After discussing whether or not I should bring this up with Tess again, in case she didn't understand it, the other shoe dropped without my prompting. I picked her up yesterday afternoon, and as soon as we were in the car, the question, "Mama, do you remember when that man was stabbed at McDonalds?"
"Yes, Tess. Do you know what stabbed means?"
"No."
"It means somebody stuck something sharp into somebody else, and it hurt, and he had to go to the hospital."
(Bless you, Lometa and evilrooster, for helping to provide the words for an answer to this question.)
"Like when you broke your leg, and you went to the hospital, and they fixed you?"
"Yes, honey."
"Yuck. That's scary."
"Yes it is, Tess, but I do everything I can to keep you safe."
"Okay, mama. I know I'm safe if I'm with you." Oh, that I was as omnipotent as she finds me.....
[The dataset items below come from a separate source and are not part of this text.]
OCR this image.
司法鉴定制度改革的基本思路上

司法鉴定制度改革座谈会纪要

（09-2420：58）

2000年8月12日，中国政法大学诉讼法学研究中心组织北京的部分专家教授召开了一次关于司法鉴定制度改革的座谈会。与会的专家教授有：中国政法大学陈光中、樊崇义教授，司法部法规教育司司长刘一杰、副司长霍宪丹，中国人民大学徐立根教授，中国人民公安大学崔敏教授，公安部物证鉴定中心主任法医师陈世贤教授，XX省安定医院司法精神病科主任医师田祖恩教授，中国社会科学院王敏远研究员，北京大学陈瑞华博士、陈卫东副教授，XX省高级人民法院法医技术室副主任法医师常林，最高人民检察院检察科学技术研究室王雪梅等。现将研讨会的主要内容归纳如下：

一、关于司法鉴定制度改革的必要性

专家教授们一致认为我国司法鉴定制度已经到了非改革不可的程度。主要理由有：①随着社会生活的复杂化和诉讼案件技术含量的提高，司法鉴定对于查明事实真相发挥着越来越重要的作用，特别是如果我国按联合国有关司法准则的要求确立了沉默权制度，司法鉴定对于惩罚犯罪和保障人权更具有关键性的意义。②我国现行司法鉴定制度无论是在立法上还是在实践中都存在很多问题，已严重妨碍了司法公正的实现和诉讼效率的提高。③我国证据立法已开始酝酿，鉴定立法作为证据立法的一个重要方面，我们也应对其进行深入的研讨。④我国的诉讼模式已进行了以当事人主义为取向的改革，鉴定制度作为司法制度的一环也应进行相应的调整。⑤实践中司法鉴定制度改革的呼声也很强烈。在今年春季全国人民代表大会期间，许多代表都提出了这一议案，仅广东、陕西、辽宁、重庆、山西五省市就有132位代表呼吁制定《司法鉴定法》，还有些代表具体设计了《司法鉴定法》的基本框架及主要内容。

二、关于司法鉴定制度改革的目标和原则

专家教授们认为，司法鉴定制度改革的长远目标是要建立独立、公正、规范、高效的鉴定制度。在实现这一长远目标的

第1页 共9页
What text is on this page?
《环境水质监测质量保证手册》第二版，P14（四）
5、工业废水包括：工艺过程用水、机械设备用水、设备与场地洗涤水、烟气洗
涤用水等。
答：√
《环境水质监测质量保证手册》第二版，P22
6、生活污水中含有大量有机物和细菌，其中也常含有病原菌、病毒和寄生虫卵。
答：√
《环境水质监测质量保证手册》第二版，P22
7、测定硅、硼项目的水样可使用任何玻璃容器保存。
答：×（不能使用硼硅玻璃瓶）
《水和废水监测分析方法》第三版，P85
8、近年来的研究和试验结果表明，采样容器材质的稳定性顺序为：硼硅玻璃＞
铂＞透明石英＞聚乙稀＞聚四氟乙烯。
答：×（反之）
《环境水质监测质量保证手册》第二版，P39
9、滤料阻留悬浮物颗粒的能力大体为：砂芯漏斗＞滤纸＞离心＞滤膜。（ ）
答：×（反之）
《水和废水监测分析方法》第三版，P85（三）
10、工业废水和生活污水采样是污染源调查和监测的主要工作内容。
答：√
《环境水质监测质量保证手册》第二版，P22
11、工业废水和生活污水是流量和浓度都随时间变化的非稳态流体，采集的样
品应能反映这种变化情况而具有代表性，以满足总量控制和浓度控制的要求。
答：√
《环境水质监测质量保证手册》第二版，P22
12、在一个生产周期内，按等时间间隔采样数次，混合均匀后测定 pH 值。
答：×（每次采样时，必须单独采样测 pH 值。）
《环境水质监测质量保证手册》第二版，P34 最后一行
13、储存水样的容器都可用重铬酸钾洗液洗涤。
And we went on to the next topic. I realized in a way this was a followup to the "mama, why did those men fly those airplanes into those buildings? So it's not safe for us to fly anymore, is it?" conversation, but that's a story for another day.

Thank you, thank you, cubed, to the E2 parents who kicked this around with me and helped me figure out how to handle it. E2 parents is a godsend and blessings to graceness and rancid pickle for setting it up.

And thanks to Ouroboros for his editing comments. You rawk, dude!